What sensing and signalling mechanisms are involved in TLR4‐dependent immune activation in uremic muscle? Besides endotoxin,43 a variety of putative endogenous TLR ligands have been described in the literature, including heat shock proteins that bind TLR4,44 the small ribonuclear RNA U1 that binds TLR3,45 and various extracellular matrix and membrane components.46 The circulating molecules which can be sensed by skeletal muscle in uremia to mount a TLR4 response are unknown.
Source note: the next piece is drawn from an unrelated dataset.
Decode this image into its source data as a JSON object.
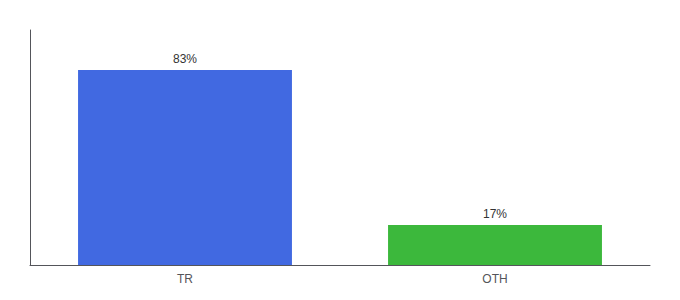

One possibility is that alterations in calcium and/or phosphate metabolism, which increase the risk for vascular calcification, may act as a yet another nidus for a local inflammatory response.47 However in patients studied here, TLR4 expression in muscle was not associated with serum phosphate, calcium, or PTH levels. Another possibility is that some molecule are sensed by muscle as danger signal. In patients with diabetes, TLRs sense high glucose, high free fatty acids, AGEs, or other molecules,48, 49 as danger signals and subsequently mediate the inflammatory cascade to promote progression of diabetic complications.49 However, patients studied here had nondiabetic CKD. A number of uremic retention solutes, such as guanidine compounds, exert pro‐ as well as anti‐inflammatory effects on monocyte/macrophage function.50 In addition, in recent years the gut microbiota has been linked to this pathogenesis of inflammation in uremia.51 Specifically, lipopolysaccharide (LPS or endotoxin), an outer membrane component of Gram negative bacteria, is considered to be a causative factor for insulin resistance.51 It has been postulated that uremia alter gut flora growth and intestinal wall permeability, elevating enterobacterial production and translocation of LPS into the systemic circulation.51 In patients studied here the level of circulating endotoxins was borderline high, suggesting that circulating endotoxins might be responsible for the changes in TLR4 muscle expression and inflammatory changes. Clearly, this should be addressed in future studies.

In summary, the present results provide compelling evidence that in uremia the activation of TLR4 present in skeletal muscle cells triggers an innate immune response that mediates a down‐regulation of pAkt (anabolic signal) and up‐regulates a TNF‐α dependent inflammatory pathway. The identity of the ligand that activates TLR4 in this setting remains uncertain.

Our data also suggest that patients with CKD have increased muscle capacity to mount a rapid and possibly uncontrolled inflammatory response in the presence of TLR4 ligands, such as during an acute illness or infection. Targeting TLR4 may prove to be a therapeutic modality, improving insulin signalling and preventing the profound catabolic consequences of insulin resistance in CKD.

Acknowledgements

This study was supported by grants from the Ministero dell'Università e della Ricerca Scientifica e Tecnologica, and by the University of Genoa (Cofinanziamento di Ateneo). The authors each certify that they comply with the ethical guidelines for authorship and publishing of the Journal of Cachexia, Sarcopenia, and Muscle: update 2015.52

Conflict of Interest

Giacomo Garibotto has received research grants and speaker honorarium from Fresenius‐Kabi (Bad Homburg, Germany). Daniela Verzola, Alice Bonanni, Antonella Sofia, Francesco Montecucco, Elena D'Amato, Valeria Cademartori, Emanuele Luigi Parodi, Francesca Viazzi, Chiara Venturelli, and Giuliano Brunori have declared that they have no conflict of interest relevant to this work.